11 Aprile 2019

Maternità durante il preavviso: licenziamento inefficace

di Luca Vannoni

La possibilità di licenziare una lavoratrice, dall’inizio del periodo di gravidanza fino al compimento di un anno di età del figlio, è compressa e limitata a 3 specifiche eccezioni al divieto generale previsto dall’articolo 54, D.Lgs. 151/2001: colpa grave costituente giusta causa; cessazione dell’attività dell’azienda; risoluzione per scadenza del termine ed esito negativo della prova.

Pertanto, il licenziamento durante tale periodo, al di fuori di queste eccezioni, anche se fosse sorretto da motivazioni legittime, come una giusta causa senza colpa grave o un gmo generico, è nullo e comporta la reintegrazione della lavoratrice anche nelle imprese in tutela obbligatoria.

Ma cosa succede se la gravidanza inizia durante il preavviso, successivamente alla comunicazione del licenziamento, ma prima della cessazione del rapporto?

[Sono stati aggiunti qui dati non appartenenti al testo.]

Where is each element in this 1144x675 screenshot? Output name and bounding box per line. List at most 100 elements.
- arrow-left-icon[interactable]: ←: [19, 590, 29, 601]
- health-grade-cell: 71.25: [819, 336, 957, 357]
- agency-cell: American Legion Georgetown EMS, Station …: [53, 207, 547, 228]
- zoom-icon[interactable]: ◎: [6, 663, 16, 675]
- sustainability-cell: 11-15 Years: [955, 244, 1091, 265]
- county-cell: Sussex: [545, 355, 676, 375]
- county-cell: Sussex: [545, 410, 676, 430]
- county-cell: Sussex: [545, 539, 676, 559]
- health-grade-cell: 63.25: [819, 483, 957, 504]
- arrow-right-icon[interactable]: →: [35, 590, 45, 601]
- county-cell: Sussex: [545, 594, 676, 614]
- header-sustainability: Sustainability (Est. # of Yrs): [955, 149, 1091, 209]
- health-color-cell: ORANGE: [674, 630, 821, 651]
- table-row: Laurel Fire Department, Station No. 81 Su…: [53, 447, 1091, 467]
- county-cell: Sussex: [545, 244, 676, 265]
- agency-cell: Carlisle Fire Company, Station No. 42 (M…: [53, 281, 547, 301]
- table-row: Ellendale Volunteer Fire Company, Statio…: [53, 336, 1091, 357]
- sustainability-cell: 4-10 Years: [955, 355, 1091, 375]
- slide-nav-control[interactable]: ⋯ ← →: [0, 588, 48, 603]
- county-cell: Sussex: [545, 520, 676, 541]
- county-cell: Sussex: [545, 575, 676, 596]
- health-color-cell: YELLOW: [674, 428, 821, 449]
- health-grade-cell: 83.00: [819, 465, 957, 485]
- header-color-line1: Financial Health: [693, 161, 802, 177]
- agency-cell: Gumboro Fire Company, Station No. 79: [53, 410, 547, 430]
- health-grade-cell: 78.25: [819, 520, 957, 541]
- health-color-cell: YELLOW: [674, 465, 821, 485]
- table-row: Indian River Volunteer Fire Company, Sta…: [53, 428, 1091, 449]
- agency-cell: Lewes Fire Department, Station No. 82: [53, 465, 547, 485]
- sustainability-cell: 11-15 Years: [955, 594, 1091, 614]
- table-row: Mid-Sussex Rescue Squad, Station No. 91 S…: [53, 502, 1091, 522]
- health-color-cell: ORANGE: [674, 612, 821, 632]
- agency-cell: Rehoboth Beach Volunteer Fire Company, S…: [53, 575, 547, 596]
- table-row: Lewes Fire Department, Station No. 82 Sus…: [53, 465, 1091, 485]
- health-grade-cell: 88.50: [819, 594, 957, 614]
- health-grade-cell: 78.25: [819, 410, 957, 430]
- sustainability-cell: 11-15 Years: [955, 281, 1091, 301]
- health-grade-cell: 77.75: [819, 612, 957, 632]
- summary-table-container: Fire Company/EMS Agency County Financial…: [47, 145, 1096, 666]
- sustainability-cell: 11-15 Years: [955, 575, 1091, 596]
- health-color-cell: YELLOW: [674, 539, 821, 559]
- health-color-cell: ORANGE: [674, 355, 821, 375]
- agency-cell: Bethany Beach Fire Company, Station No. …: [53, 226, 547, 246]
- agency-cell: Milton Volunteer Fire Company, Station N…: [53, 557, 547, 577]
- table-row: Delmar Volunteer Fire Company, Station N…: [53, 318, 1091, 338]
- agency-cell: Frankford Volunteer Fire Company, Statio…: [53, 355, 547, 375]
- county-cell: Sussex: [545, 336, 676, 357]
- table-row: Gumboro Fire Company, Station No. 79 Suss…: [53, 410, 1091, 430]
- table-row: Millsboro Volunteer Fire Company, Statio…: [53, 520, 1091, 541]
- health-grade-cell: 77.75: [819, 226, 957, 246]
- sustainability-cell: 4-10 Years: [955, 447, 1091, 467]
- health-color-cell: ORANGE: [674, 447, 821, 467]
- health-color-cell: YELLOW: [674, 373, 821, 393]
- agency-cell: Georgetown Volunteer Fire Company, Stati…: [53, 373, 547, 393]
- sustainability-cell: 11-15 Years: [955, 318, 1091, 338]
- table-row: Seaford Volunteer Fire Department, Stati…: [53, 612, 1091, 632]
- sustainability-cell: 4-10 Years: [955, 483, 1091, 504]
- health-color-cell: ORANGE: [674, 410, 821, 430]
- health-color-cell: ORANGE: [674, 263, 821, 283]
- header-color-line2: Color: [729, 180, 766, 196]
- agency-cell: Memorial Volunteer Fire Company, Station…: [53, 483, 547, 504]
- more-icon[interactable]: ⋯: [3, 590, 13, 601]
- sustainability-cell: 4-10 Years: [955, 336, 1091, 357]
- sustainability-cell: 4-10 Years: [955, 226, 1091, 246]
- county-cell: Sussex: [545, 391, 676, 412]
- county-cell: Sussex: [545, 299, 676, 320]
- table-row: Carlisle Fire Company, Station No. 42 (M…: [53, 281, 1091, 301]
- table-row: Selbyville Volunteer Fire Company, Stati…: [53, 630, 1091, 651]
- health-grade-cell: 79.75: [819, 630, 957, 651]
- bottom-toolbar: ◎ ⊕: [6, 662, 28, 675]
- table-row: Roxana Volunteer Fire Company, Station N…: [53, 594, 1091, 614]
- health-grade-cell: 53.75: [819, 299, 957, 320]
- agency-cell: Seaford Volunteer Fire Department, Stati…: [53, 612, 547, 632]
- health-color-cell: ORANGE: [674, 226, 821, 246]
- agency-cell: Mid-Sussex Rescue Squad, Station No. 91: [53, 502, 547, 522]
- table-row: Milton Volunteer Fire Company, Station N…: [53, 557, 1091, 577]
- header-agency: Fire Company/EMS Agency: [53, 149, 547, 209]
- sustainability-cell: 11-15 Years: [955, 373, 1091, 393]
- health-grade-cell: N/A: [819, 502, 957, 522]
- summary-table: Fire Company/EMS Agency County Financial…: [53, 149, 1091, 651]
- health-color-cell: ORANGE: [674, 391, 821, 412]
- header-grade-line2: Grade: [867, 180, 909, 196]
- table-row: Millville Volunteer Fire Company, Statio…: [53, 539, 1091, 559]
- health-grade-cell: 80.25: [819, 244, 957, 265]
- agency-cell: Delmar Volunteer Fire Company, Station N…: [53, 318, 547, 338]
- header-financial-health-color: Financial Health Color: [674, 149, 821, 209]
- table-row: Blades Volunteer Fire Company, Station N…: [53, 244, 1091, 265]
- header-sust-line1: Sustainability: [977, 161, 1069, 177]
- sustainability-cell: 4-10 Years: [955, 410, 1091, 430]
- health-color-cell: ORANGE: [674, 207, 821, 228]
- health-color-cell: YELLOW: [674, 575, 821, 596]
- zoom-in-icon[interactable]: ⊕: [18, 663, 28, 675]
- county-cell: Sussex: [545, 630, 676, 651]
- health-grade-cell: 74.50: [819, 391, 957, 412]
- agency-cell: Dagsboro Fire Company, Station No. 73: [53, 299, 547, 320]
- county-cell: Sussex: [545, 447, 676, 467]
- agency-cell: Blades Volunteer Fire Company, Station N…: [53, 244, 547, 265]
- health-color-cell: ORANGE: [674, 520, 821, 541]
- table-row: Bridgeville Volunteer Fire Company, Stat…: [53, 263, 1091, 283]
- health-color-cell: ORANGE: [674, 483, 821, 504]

L’ordinanza n. 9268, depositata il 3 aprile 2019 della Corte di Cassazione, ha affrontato proprio tale casistica. Nel giudizio di merito, la Corte d’Appello di Ancona aveva respinto (sentenza 20 aprile 2017, n. 50) la domanda della lavoratrice di veder accertata la nullità del licenziamento, ai sensi dell’articolo 54, D.Lgs. 151/2001, ritenendo che il licenziamento per gmo si fosse perfezionato il 2 aprile 2004, data di ricevimento della lettera di licenziamento, sebbene gli effetti dello stesso erano posticipati al termine del periodo di preavviso (15 maggio 2004) e nonostante la gravidanza risultasse iniziata il 15 aprile 2004, sulla base della documentazione medica fornita dalla lavoratrice e in applicazione della presunzione articolo 4, D.P.R. 1026/1976 (300 giorni prima della data del parto).

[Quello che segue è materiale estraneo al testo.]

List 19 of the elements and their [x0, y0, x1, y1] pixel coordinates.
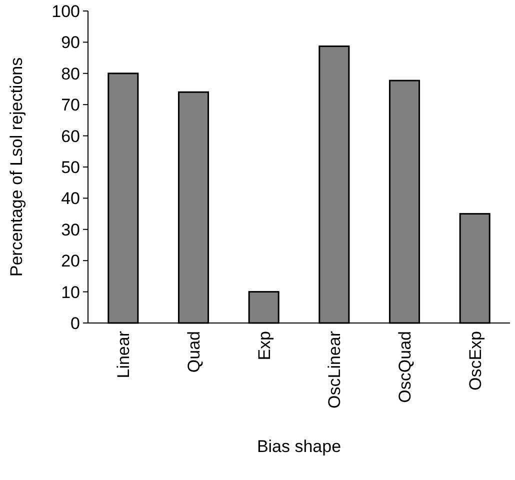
y-tick-label: 70 — [61, 96, 80, 115]
y-tick-label: 0 — [70, 314, 80, 333]
y-tick-label: 10 — [61, 282, 80, 302]
y-tick-label: 40 — [61, 189, 80, 208]
x-tick-label: Exp — [254, 331, 274, 360]
y-tick-label: 80 — [61, 64, 80, 84]
y-tick-label: 20 — [61, 252, 80, 271]
x-tick-label: Quad — [184, 331, 204, 373]
y-tick-label: 90 — [61, 33, 80, 52]
y-tick-label: 30 — [61, 220, 80, 240]
y-tick-label: 100 — [52, 2, 80, 21]
x-tick-label: OscLinear — [325, 330, 344, 408]
y-axis-title: Percentage of Lsol rejections — [7, 57, 26, 277]
y-tick-label: 60 — [61, 126, 80, 146]
x-axis-title: Bias shape — [256, 437, 342, 456]
y-tick-label: 50 — [61, 158, 80, 177]
x-tick-label: Linear — [114, 330, 134, 378]
x-tick-label: OscQuad — [395, 331, 414, 403]
x-tick-label: OscExp — [466, 331, 485, 391]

Secondo la Suprema Corte, dopo aver ricordato che il licenziamento, essendo un atto unilaterale recettizio, si perfeziona nel momento in cui la manifestazione di volontà del datore di lavoro giunge a conoscenza del lavoratore, ha stabilito che la legittimità del licenziamento della lavoratrice debba essere valutata nel momento in cui si è perfezionato – la ricezione della lettera di licenziamento – e non alla scadenza del preavviso intimato. A livello sistematico, la Corte richiama l’articolo 6,0 L. 604/1966, dove si stabilisce che il termine di 60 giorni per impugnare il licenziamento decorre dalla ricezione della sua comunicazione. Anche il dato letterale dell’articolo 54 si colloca su tale linea, in quanto si parla di licenziamento “intimato” nel periodo protetto.

Come passo successivo, in un articolato obiter dictum (non essendo oggetto di causa, in assenza, di specifica domanda del lavoratore), la Cassazione ha affermato che lo stato di gravidanza, insorto durante il preavviso (lavorato), determina la sospensione del decorso del preavviso ai sensi dell’articolo 2110 cod. civ.: purtroppo per il lavoratore, nel ricorso era stata dedotta soltanto la nullità del licenziamento e non l’inefficacia legata alla sospensione del preavviso, determinandone così, il rigetto.

In conclusione, tale pronuncia ricorda ancora una volta come sia rischioso “far lavorare” il preavviso: una sopraggiunta gravidanza ne potrebbe posticipare l’efficacia di 665 giorni!!